1.first of all i made a folder named pencilpen
2.in pencilpen folder,i made three subfolder named test ,train ,valid
3.in train set i made two subfolder pencil and pen and put images to both folder respectively
4. in valid set i made two subfolder pencil and pen and put images to both folder respectively
5.then what should i put inside test set is it i have to put images of pencil and pen together in the test folder

please guide me ,correct me

thanks in advance

jeremy · November 29, 2017, 6:03pm

That sounds perfect!

naveenmanwani · November 29, 2017, 6:06pm

so jeremy,no subfolder of pencil and pen in the test set .in the test set i’ll put images of pencil and pen together.

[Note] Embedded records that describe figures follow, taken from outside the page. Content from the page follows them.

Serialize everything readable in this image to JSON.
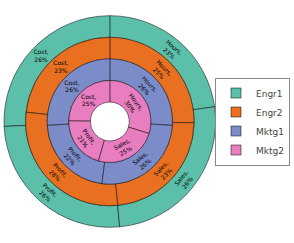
{
  "chart_data": {
    "type": "pie",
    "categories": [
      "Hours",
      "Cost",
      "Profit",
      "Sales"
    ],
    "series": [
      {
        "name": "Engr1",
        "color": "#5CBFAA",
        "values": [
          23,
          26,
          26,
          26
        ],
        "value_labels": [
          "Hours,\n23%",
          "Cost,\n26%",
          "Profit,\n26%",
          "Sales,\n26%"
        ]
      },
      {
        "name": "Engr2",
        "color": "#E87020",
        "values": [
          25,
          23,
          28,
          23
        ],
        "value_labels": [
          "Hours,\n25%",
          "Cost,\n23%",
          "Profit,\n28%",
          "Sales,\n23%"
        ]
      },
      {
        "name": "Mktg1",
        "color": "#7B8CC9",
        "values": [
          26,
          26,
          22,
          26
        ],
        "value_labels": [
          "Hours,\n26%",
          "Cost,\n26%",
          "Profit,\n22%",
          "Sales,\n26%"
        ]
      },
      {
        "name": "Mktg2",
        "color": "#E87DC0",
        "values": [
          30,
          25,
          21,
          25
        ],
        "value_labels": [
          "Hours,\n30%",
          "Cost,\n25%",
          "Profit,\n21%",
          "Sales,\n25%"
        ]
      }
    ],
    "data_labels": true,
    "legend": "right"
  }
}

ramesh · November 29, 2017, 9:11pm

Correct. You don’t know the labels to the Test data, so the library expects the images to be there without any labels or (in subfolders). You can think of Test Folder is very similar to Kaggle Submission (or test).

When evaluating, you can compare the True Labels with Test Predictions to score the model. But you should not tune the model based on this result, otherwise Test is no different from the Validation set and you might end up choosing a model that’s biased towards the Test set.

naveenmanwani · November 30, 2017, 12:52am

thank you for another simple and yet effective explanation.